Disk /dev/sda: 3.65 TiB, 4000787030016 bytes, 7814037168 sectors
Disk model: ST4000NM000A-2HZ
Units: sectors of 1 * 512 = 512 bytes
Sector size (logical/physical): 512 bytes / 512 bytes
I/O size (minimum/optimal): 512 bytes / 512 bytes
Disklabel type: gpt
Disk identifier: 615599AB-DB0C-49CE-996B-7278486E53B8

Device Start End Sectors Size Type
/dev/sda1 34 7814037134 7814037101 3.7T Linux LVM

Disk /dev/mapper/ubuntu-opt: 3.65 TiB, 4000783007744 bytes, 7814029312 sectors
Units: sectors of 1 * 512 = 512 bytes
Sector size (logical/physical): 512 bytes / 512 bytes
I/O size (minimum/optimal): 512 bytes / 512 bytes

  1. I found the reason and solved it. But openpai data probability won't be saved any more in storage.ext4
    Maybe the docker container "openpai/internal-storage-create" volume is not create correctly.
    I get into the container "openpai/internal-storage-create" , manually run "touch storage/READY" in /paiInternal , then this error is OK, like this below:

internal-storage-create is not ready yet. Please wait for a moment!
internal-storage-create is not ready yet.
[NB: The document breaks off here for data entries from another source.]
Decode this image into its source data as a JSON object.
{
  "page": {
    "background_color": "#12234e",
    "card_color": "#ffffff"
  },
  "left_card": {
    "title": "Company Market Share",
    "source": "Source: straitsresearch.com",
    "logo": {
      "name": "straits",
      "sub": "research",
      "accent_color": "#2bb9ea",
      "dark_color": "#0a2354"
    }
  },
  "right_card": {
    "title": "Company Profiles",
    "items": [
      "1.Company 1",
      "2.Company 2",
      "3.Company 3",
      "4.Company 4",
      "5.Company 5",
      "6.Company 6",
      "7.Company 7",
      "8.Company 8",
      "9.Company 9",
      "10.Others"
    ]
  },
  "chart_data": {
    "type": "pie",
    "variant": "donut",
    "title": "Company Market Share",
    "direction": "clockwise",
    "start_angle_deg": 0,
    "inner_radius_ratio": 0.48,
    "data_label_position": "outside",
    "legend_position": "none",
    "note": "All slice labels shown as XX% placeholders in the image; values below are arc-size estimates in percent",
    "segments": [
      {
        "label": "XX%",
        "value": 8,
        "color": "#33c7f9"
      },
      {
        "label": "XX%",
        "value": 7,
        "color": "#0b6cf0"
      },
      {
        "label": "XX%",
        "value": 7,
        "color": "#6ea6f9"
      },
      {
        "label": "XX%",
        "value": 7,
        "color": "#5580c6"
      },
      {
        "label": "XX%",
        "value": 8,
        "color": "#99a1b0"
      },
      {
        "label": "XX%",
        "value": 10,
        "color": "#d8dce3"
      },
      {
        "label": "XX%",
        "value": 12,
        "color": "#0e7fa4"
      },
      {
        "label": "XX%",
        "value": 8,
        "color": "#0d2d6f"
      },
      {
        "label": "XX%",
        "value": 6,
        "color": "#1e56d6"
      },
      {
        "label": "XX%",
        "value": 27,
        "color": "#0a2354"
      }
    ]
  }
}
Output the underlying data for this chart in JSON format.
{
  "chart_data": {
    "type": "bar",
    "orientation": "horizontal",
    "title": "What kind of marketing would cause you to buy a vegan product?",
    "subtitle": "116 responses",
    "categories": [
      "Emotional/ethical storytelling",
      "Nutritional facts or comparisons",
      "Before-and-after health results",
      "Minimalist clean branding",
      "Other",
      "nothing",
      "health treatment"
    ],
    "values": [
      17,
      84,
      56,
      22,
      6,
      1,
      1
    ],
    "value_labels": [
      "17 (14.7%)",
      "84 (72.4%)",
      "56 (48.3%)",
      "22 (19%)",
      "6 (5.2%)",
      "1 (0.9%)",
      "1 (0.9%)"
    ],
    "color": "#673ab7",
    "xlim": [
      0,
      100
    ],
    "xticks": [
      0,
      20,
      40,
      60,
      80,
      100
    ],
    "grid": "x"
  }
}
Please wait for a moment!
internal-storage-create is not ready yet. Please wait for a moment!
internal-storage-create is not ready yet. Please wait for a moment!
internal-storage-create is not ready yet. Please wait for a moment!
internal-storage-create is ready!
2021-10-11 09:17:26,755 [INFO] - deployment.paiLibrary.paiService.service_management_start : Begin to clean all service's generated template file
2021-10-11 09:17:26,755 [INFO] - deployment.paiLibrary.paiService.service_template_clean : Begin to delete the generated template of internal-storage's service.